Orienting the child to a vast, complex history of individuals who are great, and have done great things to improve the lives of everyone around directly invites them in to this story: These children are human, and they are capable of greatness too.
Further Reading
This theory was long in the making. I read lots of books, and had many discussions with my book club, my trainers, and my husband. Here are some of the important books that shaped my understanding.


Mothers and Others by Sarah Blaffer Hrdy
The evolutionary origins of mutual understanding. Why do humans cooperate? How did early humans cope with children that have such long childhoods?




To Educate the Human Potential by Maria Montessori
Not an easy read, but highly recommended for elementary guides. It describes her ideas on the Great Lessons and how to educate the second plane child.
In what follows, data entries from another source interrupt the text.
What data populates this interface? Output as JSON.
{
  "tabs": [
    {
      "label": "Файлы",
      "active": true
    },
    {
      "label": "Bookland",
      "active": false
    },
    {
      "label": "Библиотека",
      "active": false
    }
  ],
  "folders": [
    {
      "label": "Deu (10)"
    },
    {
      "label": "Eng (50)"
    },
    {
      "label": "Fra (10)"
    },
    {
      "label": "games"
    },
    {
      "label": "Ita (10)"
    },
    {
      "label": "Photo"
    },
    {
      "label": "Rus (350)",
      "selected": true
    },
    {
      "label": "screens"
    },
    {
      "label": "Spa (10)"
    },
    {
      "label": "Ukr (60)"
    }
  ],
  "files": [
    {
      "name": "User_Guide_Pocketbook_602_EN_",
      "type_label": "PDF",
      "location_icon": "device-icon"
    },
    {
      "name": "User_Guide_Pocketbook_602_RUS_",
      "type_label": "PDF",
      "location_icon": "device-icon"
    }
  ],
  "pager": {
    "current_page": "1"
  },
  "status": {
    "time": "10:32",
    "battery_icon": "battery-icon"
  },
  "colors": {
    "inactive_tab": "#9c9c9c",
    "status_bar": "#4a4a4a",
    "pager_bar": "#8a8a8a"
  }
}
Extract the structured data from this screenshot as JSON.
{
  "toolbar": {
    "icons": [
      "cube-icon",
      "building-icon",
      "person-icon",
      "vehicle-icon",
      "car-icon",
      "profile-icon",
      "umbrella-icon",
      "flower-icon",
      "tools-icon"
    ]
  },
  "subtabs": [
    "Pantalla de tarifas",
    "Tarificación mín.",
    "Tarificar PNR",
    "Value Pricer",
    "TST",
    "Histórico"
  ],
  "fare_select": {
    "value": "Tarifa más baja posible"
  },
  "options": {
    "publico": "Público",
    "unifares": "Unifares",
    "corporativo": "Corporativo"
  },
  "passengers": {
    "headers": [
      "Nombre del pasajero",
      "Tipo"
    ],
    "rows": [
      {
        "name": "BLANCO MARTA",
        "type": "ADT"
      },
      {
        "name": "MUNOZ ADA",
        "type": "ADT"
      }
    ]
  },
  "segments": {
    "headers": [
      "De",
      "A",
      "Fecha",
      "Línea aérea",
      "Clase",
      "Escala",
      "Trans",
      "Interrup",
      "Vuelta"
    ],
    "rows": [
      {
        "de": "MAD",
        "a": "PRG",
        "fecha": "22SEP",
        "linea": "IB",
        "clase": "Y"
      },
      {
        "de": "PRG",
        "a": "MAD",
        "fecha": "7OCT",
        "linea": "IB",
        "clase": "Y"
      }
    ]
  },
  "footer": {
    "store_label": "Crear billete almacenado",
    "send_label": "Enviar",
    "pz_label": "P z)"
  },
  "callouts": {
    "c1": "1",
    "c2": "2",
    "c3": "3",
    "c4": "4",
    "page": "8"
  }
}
A Story of Us by Newson and Richerson
This book is so interesting, it uses stories to talk about seven million years of human evolution. This book was formative in my understanding of culture.
History Materials from Rhyme and Reason Academy
All of the history products I make are compatible with this theory of culture.
Have long wanted to read Sarah Hrdy. She has a book on allocare I’ve wanted for a long time. Guess this is my cue to just buy it. Really really appreciate this article and how you have re-worked things here, Emily, and your thoughtful reasoning. Have long felt the original too simplistic as well as hard to explain, if that makes any sense.
I’m really excited to keep pursuing this idea and seeing how it plays out with my students over the next couple years. We’ll only know if I hit the mark after testing and experimenting in the classroom.
This isn’t the end-all be-all of my thoughts on this topic, it’s just the beginnings!